Even digital transformation rookies know that big data is the guiding principal of digital business — or was, at least. Now the big data noise has largely harmonized into a signal: artificial intelligence. If AI is the evolution of big data, do businesses now just follow the AI trail straight to the digital, data-driven promised land?

The hype around AI is thick enough these days to raise flags for even moderate skeptics. But when a 40-year technology business veteran gives his seal of approval, that is saying something. “I think this AI thing is not to be underestimated,” said Tom Siebel (pictured), chairman and chief executive officer of C3 Inc., which does business as C3 IoT.

In fact, AI is the endgame of much of the most talked-about technologies alongside it today, Siebel believes. “I think the cloud, [internet of things], big data, devices — those are just enablers,” Siebel said.

He spoke with John Furrier (@furrier), host of theCUBE, SiliconANGLE Media’s mobile livestreaming studio, and guest host Justin Warren (@jpwarren), chief analyst at PivotNine Pty Ltd, during the AWS re:Invent event in Las Vegas.

This week, theCUBE spotlights Tom Siebel in its Guest of the Week feature.

Listening to Siebel’s raspy plain talk, it would be easy to mistake him for a hard-bitten senior detective. The serial entrepreneur behind Siebel Systems, now owned by Oracle, likes to cut to the gristle and bone of tech trends and find out what they’re really good for. “This is my idea of a good time,” he said.

Artificial intelligence — or inferences drawn from predictive data analytics — is big data’s whole raison dêtre, according to Siebel. “People think big data is the fact that an exabyte is more than a gigabyte. That’s not it,” he said.

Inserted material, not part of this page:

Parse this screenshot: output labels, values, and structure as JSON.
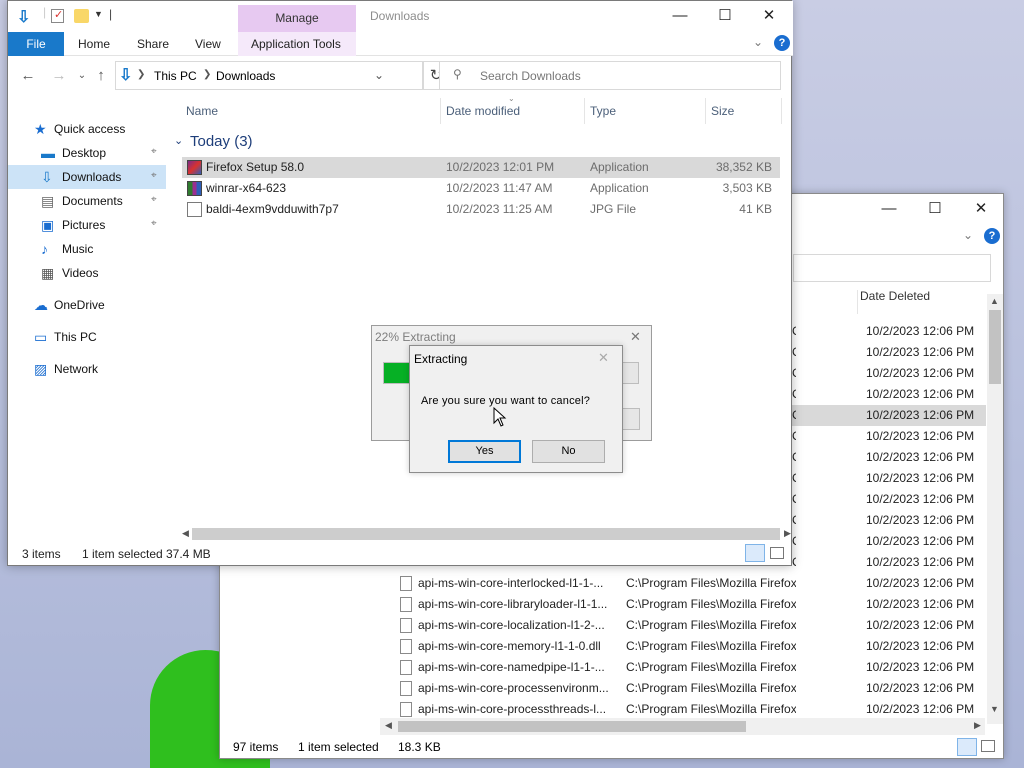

Big data means data in its entirety; previously, analytics were confined to data samples, he explained. With elastic cloud infrastructure, limits on compute and storage have disappeared so that there is no sampling now; all data can be analyzed for prediction. “It’s a whole different game,” he added.

Companies that work intelligence from data into their business models are the future, and executives know this. They see what Uber Technologies Inc. has done in transportation without a single vehicle to its name. They see what Airbnb Inc. has done in the hotel industry, Siebel pointed out. Using data and technology in the way that these disruptive startups have is the digital transformation imperative, he added.